Jan 2, 2011 at 7:45 PM | Unregistered Commenterper

per;
The evil that such p-review causes is not worth the candle. It suppresses disagreement with received opinion and theory, and is readily abused to play favourites with the editor's associates. Many instances of this have been documented. It also forms the basis of a widespread illusion that p-review assures validity, and indeed that ONLY p-reviewed material is worth any attention whatsoever.

The damage this causes is so severe that the minor irritation of having a few more errors make it into print than the huge % that already does is trivial. It would also put the onus for assessing results back where it belongs: on the readers and potential users.

Peer review has become a malignancy on the body and brain of science.

Jan 3, 2011 at 6:30 AM | Unregistered CommenterBrian H

I hear a vast amount of colourful rhetoric and unsubstantiated assertions. So wild, that it isn't worth engaging.

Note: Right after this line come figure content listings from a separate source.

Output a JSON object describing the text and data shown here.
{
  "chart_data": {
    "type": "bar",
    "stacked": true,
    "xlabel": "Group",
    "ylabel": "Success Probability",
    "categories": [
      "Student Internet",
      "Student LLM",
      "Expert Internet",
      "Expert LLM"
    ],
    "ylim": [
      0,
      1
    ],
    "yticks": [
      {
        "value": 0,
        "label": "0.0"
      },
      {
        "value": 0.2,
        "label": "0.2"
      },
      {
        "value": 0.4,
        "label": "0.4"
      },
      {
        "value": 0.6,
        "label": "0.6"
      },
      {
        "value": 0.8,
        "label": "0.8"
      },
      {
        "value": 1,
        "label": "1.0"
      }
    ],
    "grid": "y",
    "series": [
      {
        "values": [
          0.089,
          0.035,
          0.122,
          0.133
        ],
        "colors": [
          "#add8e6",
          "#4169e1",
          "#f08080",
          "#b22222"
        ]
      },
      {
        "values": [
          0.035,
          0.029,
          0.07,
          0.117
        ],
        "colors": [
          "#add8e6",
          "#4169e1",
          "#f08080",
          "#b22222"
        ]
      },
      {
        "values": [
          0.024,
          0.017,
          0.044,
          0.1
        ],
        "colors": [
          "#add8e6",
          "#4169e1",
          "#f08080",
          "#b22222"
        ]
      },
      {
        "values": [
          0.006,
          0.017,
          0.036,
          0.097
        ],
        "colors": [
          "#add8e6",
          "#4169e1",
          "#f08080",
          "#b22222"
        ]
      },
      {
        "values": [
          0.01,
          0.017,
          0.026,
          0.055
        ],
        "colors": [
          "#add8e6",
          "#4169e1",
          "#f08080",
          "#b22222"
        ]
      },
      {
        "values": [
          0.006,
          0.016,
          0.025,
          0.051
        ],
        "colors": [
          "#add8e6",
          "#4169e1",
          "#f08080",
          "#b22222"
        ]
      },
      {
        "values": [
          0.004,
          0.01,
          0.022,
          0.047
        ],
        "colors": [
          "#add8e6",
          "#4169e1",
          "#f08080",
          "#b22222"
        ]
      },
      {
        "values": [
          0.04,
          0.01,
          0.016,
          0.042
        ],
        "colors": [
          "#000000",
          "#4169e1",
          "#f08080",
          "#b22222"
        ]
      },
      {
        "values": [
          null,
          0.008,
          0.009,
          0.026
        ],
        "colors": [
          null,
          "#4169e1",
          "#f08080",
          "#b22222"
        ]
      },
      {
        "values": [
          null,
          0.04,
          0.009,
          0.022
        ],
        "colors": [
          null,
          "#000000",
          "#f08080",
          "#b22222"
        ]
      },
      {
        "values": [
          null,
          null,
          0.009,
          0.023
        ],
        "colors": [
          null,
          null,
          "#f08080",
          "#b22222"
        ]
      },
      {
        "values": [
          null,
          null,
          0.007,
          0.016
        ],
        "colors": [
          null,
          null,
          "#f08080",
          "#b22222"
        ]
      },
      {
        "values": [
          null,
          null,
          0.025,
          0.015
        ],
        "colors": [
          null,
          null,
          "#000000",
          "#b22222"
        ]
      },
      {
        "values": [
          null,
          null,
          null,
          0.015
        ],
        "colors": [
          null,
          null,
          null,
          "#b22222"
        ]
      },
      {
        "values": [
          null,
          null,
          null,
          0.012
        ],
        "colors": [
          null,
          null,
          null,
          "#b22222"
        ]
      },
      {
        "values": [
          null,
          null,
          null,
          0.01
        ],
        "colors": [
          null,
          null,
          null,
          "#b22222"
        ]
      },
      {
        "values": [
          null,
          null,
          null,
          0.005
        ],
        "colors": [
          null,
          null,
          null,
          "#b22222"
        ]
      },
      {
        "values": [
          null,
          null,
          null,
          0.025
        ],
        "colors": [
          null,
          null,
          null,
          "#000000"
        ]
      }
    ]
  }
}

But the point remains. While it is all very well taking a potshot at peer-review, it isn't a terribly principled thing to do if there isn't an alternative. Abolishing all peer-review is not accepted; there are things like Arxiv, and PLOS One, and vanity publishing, and they have not got the popularity of a paper in high impact peer-reviewed journals. There are good reasons for that. Simply asserting that doing away with peer-review is credible is a little bit like King Canute ordering the tide to stay out; you can do it...

If you are whinging about peer-review, because you don't like particular bits of peer-reviewed science, then it would look very much like an anti-science rant.

So I am not certain where you are going with the comments about peer-review.